Doing this collecting gives us snapshot in time of when/where something was. Do I need to go out and collect 300 of a species of beetle? Realistically, no (though a debate could be made if it's a possibly cryptic species complex). Plus not everything can be IDed by a photo in the field, so a physical specimen nicely mounted on a pin/point/slide is necessary. How can we know what needs protection if we don't even know what we have? For example, a friend just collected a buprestid that's a new country record for the US in south Texas, and as a bonus he may have figured out the host plant as well. The area is slated to be used for houses and one of the fields that was full of the possible host plant is now gone. Too late in this case, yes, but now he's checking those plants every time he finds them for more specimens and evidence. Hopefully the paper will come out this year. Not that anyone is going to care about a little beetle when it comes to habitat conservation, but this is knowledge we didn't have before. 

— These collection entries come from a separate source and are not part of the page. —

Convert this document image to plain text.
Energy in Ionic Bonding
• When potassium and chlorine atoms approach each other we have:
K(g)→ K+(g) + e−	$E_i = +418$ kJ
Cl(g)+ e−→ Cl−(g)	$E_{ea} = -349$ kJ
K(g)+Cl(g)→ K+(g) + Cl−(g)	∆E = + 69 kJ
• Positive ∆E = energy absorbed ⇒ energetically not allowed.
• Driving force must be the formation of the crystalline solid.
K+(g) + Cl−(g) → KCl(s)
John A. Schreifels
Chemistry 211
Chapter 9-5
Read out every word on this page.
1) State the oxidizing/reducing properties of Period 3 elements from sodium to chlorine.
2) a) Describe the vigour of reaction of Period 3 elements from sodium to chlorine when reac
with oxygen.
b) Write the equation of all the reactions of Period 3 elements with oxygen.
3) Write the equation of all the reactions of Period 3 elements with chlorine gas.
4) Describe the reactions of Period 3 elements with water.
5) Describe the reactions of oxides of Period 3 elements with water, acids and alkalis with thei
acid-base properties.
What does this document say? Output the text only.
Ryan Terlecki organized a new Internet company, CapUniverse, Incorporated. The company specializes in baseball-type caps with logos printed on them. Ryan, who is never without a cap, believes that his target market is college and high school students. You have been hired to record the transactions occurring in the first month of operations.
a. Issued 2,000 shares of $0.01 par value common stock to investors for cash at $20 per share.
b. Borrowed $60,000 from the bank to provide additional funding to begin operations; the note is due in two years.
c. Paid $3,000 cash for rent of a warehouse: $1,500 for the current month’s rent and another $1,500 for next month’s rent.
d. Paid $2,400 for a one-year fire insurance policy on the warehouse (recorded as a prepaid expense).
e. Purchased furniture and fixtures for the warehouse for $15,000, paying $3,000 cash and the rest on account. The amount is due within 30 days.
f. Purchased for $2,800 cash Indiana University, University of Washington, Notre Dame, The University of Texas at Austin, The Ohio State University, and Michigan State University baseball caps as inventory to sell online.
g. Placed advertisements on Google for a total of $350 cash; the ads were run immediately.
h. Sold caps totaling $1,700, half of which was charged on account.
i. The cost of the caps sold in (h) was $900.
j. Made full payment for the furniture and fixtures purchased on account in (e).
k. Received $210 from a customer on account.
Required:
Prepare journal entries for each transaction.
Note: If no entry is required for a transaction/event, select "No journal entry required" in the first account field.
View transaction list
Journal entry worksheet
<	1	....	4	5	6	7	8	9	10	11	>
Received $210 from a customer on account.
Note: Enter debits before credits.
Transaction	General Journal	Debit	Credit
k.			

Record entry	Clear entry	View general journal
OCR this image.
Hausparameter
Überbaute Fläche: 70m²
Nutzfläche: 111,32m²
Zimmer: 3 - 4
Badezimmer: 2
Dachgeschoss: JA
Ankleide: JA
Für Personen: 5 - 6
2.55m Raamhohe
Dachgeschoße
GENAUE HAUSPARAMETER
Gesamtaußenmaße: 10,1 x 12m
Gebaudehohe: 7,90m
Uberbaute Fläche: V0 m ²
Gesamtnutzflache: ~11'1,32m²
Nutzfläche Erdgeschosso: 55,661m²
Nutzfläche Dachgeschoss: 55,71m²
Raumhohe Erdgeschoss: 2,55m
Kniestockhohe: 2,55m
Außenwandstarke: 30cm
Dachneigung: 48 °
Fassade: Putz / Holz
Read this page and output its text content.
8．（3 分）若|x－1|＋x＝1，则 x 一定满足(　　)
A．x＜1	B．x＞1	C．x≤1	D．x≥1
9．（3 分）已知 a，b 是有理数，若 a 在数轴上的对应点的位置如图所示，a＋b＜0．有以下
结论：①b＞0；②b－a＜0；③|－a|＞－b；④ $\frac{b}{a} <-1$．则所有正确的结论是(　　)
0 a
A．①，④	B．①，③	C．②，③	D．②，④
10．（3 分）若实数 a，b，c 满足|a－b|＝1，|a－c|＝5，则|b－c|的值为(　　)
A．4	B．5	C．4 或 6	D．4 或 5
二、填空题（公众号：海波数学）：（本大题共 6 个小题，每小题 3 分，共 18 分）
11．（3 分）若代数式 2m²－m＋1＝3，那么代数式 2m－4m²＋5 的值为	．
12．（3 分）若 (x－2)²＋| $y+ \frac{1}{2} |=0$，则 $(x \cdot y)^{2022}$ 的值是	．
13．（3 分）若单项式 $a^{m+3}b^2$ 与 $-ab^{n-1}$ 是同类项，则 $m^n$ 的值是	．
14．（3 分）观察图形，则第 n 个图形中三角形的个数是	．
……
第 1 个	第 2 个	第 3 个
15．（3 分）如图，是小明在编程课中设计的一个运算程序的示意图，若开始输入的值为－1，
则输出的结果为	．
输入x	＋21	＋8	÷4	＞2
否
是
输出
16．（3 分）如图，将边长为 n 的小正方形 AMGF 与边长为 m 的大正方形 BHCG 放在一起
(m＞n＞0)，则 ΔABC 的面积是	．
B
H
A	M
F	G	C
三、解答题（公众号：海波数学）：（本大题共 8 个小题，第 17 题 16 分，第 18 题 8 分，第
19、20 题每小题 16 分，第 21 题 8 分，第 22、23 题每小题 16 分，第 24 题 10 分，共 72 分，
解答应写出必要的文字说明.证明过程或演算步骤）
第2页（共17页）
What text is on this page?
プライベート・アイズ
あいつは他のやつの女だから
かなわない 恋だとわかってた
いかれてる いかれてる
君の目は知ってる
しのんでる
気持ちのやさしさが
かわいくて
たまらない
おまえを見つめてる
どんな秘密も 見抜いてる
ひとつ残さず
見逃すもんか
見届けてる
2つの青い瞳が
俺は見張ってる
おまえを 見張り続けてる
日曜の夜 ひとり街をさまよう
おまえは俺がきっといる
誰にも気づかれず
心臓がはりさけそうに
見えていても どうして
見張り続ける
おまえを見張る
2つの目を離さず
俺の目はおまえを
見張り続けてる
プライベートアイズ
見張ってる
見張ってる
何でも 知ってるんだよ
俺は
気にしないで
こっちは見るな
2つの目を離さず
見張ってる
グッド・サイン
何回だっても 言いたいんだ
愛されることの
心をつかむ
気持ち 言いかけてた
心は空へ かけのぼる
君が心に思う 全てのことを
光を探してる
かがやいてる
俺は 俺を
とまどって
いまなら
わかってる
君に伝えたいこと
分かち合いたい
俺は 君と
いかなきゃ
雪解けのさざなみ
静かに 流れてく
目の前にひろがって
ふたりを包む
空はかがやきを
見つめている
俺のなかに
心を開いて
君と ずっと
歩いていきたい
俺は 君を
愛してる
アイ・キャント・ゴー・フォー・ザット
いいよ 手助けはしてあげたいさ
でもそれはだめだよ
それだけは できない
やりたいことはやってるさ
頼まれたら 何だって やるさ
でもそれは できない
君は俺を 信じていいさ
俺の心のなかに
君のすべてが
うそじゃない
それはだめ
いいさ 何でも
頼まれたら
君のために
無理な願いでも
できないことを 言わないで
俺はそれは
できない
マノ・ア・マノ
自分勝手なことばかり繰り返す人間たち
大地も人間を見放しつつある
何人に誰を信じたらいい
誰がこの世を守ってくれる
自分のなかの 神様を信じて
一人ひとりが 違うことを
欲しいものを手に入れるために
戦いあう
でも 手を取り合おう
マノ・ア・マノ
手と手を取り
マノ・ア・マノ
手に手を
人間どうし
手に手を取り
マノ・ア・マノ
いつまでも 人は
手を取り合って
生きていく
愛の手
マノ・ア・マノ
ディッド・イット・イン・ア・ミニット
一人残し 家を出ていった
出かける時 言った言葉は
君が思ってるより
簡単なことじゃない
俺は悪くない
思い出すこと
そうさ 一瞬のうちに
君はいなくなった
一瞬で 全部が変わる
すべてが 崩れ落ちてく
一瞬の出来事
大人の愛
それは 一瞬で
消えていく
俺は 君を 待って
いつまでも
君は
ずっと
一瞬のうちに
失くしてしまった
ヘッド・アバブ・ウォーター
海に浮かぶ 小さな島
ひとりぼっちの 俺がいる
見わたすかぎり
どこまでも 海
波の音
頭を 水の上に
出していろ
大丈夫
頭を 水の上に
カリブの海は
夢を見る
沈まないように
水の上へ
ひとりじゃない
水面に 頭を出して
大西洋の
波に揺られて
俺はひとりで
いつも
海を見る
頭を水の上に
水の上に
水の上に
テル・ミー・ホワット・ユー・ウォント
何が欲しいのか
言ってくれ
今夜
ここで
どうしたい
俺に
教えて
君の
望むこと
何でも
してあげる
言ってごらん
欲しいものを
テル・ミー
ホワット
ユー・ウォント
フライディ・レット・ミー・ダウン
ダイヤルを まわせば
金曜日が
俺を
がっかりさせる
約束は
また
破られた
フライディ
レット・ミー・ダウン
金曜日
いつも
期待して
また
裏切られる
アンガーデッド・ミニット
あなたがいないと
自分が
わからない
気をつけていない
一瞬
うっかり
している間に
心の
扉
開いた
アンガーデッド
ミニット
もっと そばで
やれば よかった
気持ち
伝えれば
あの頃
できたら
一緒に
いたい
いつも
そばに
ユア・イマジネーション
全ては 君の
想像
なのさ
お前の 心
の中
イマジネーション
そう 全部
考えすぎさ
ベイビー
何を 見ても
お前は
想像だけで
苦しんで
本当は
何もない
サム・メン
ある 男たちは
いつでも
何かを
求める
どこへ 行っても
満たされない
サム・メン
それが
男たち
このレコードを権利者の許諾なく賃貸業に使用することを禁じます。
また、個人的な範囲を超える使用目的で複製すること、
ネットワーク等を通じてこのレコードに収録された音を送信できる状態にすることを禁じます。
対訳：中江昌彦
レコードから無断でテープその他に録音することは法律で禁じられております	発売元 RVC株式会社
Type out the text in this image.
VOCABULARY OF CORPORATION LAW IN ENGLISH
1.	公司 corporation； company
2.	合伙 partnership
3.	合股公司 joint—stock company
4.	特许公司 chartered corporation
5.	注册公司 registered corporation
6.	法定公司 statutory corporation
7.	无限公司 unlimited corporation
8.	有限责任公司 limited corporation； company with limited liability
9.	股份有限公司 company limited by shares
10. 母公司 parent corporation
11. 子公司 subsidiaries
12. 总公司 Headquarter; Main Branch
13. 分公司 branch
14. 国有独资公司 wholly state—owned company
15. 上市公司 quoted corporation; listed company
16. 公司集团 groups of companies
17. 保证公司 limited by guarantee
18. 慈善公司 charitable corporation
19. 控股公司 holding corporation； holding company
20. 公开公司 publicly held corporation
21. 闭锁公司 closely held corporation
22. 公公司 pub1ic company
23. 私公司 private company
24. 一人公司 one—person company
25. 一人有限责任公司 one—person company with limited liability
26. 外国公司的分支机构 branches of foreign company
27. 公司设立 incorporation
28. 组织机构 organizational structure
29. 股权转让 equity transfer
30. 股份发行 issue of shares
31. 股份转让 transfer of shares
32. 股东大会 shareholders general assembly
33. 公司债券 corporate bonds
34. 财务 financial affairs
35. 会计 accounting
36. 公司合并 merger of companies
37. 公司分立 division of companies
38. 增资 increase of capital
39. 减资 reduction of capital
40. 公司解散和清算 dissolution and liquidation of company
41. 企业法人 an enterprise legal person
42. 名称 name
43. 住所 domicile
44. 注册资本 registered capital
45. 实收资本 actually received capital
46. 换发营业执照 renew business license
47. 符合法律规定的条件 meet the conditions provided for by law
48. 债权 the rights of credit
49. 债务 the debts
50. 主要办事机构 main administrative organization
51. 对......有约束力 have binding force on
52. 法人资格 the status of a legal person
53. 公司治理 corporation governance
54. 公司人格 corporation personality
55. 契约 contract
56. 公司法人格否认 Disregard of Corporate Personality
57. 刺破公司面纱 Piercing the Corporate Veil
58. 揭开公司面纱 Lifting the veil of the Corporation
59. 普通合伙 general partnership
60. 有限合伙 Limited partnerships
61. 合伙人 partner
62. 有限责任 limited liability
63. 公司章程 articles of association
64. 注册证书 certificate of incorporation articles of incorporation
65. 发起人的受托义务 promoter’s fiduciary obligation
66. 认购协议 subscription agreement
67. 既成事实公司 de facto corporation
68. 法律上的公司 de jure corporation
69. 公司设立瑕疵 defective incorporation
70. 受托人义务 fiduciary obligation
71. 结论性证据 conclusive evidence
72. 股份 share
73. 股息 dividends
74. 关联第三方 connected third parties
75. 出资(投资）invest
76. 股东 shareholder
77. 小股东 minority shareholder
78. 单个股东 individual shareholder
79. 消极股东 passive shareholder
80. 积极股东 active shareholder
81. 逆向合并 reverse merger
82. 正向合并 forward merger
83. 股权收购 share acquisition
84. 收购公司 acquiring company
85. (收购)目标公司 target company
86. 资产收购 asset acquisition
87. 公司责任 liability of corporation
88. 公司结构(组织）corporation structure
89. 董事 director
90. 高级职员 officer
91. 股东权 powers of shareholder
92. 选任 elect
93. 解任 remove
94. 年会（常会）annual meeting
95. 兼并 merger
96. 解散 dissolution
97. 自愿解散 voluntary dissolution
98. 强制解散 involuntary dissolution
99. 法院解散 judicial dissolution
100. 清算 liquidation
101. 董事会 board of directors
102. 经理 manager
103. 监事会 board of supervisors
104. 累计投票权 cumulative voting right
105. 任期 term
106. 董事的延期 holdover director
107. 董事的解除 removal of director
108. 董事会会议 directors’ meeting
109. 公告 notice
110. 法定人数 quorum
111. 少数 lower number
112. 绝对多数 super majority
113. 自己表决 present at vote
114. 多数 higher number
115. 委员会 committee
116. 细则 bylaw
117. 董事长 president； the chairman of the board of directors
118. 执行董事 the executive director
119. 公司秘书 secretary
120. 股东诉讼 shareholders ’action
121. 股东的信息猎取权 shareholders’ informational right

I caught a beetle last year that's now known globally from 5 specimens. It was an incredible find, and now we have more info on it. We have when it was caught, GPS coordinates of where it was caught, and I noted the flower it was on, so this is more data. I enjoyed the specimen in my collection for a bit, took some photos, and sent it on to an expert on the group since he's working on a key and needs that specimen. When he's done with it, I told him to place it in a museum collection where it belongs. As great as it was, it belongs in an official collection, not my personal one. Is this a species that needs protection? Probably, but how will we know without more data? I'd like to think there are more of that species tucked away in museum drawers somewhere, mixed in with similar species because the differences are subtle. 

If you had 10,000 people going out every weekend in one area to collect, then I completely agree, it would be wrecked in no time. But if you have 10,000 scattered across a whole country/continent...? To be honest, there aren't a ton of major collectors in the world, so when you compare their efforts to the big businesses, plus the overarching tidal wave that's climate change, collectors are barely a drop in the bucket.